It can be hard to choose which type of picture to take on your camera. Most people are used to and comfortable with JPEG, they’re small and already processed, just upload them to the net and you’re good to go. However many people are delving more into RAW because there is so much more power when you do post-processing work yourself. Lastly is RAW+JPEG for those who want to cover all bases.
Why stay with JPEG?
JPEG is easy. If you’re a casual photographer it’s the way to go. If most of your pictures end up on Facebook you may be good with JPEG.
JPEG out of the camera is edited with the camera’s processing engine. This is where those camera menu settings come in. First you have the JPEG size (i.e. how much you want it compressed). Second you have the color profile (adobeRGB or sRGB, sRGB is better for computer monitors but adobeRGB has more color depth). Last you have a color processing setting (normal, vivid, natural, B&W, Sepia, etc.). These profiles apply saturation and contrast changes to the JPEG images, and what is rendered on the preview screen on the camera.
Why shoot RAW?
At first glance RAW images are bland and flat compared to JPEG but that’s because they’re un-edited compared to the camera edited JPEGs that have contrast, saturation, and sharpening adjustments. If you do ANY editing it should be on the RAW file because editing an already compressed JPEG can compound artifacts in the image. Plus once you learn to edit images yourself you can do a better job than the camera. The camera applies base settings in any lighting situation but you can customize the edit for each unique lighting circumstance in your image.

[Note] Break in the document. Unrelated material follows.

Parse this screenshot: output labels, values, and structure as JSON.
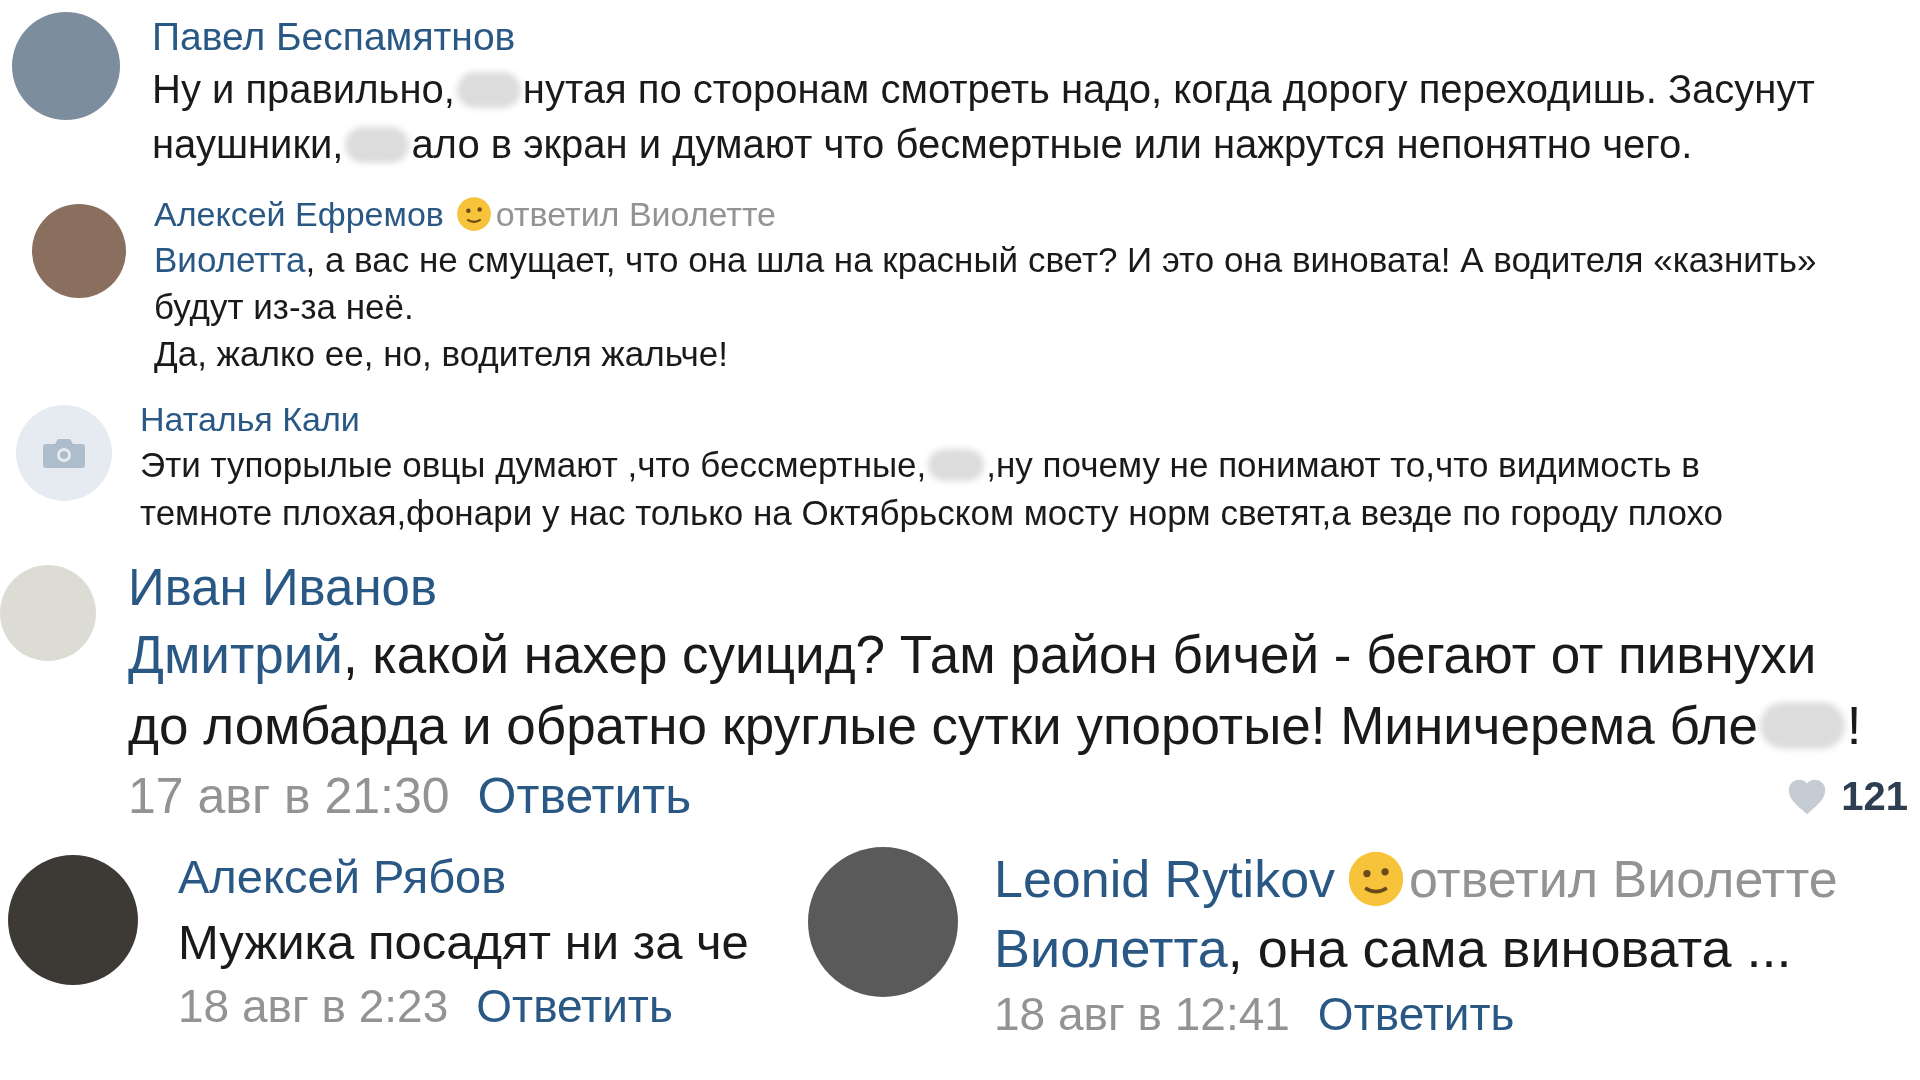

50% of the process of making a picture is post-production. As Ansel Adams said, “The negative is the equivalent of the composer’s score, and the print the performance.” With some simple practice you can do a better job with your performance than the camera’s simple correction algorithm. Think of the RAW file as the negative and the JPEG as the print, letting a camera make the print is like using a Polaroid camera. If you make the print yourself you can make it into a much more accurate rendition of the scene as you photographed it.
Why do RAW and JPEG?
For a long time storing both RAW+JPEG was usually for people who weren’t confident they could edit RAW files as well as the camera did to make its JPEGs; they wanted to cover all bases. Today there are other reasons to shoot both.
First, storage is cheap. Buy more hard drives if the concerns over storage is constraining your photography. Don’t let technicalities hold you back from taking pictures.
Second, instant gratification of social media is common and good for advertising your work. I like to be able to throw a JPEG of a shot while I’m still onsite taking pics; it’s not as good as my final edit but it give people an idea of what you’re doing as you’re doing it. The current camera trend is WiFi being added to cameras to instantly transfer images to smartphones to be uploaded from there (trying to compete with cameraphone convenience). But since RAW files are so unique few apps will support them, let alone edit them. But if you have a JPEG as well you can do some minor edits and put it online before taking the RAWs home for more complete work.
Third, being able to see the JPEG as you shoot can help visualize an image through the camera preview screen. Seeing in Black and White is difficult for me so I have a custom setting on my camera that is optimized for B&W that I can switch to (often in low light). My preview on screen is the B&W shot I want but I still have the full RAW image to edit at home. The camera settings for JPEG compression, color space, and color settings only apply to the JPEG captured and the preview monitor. Your RAW image will still be the RAW data as captured by the camera sensor (color space doesn’t apply, RAW doesn’t have sRGB, or adobeRGB applied yet).
Technically you don’t need to have the JPEG saved to the card for this but by having the stylized JPEG to upload I don’t have to do much changes on my phone before upload.
So personally I have all my cameras shooting RAW+JPEG, lowest JPEG size (high compression), sRGB, and normal color settings because the only time the JPEG will be seen is on my camera as a preview, or if I upload directly to a website through the WiFi transfer to my smartphone. I don’t have high quality JPEGs because that’s what the RAW file is for.
If the cameras didn’t have the option to transfer to the phone they would be set to RAW only.
Lightroom can be setup to treat the RAW+JPEG separately or attach the JPEG as a sidecar to the RAW file. Personally I attach it, even though they currently have no easy way of viewing the JPEG they’re so small the added size is easily ignored (they’re roughly 1/100th the size or smaller than the RAW file itself).
Think carefully about what kind of file you want to save. You can’t upgrade a JPEG back to a RAW file later because the data lost in compression, so always try to have the highest quality data saved and back up on your computer if you ever decide to revisit some older pictures.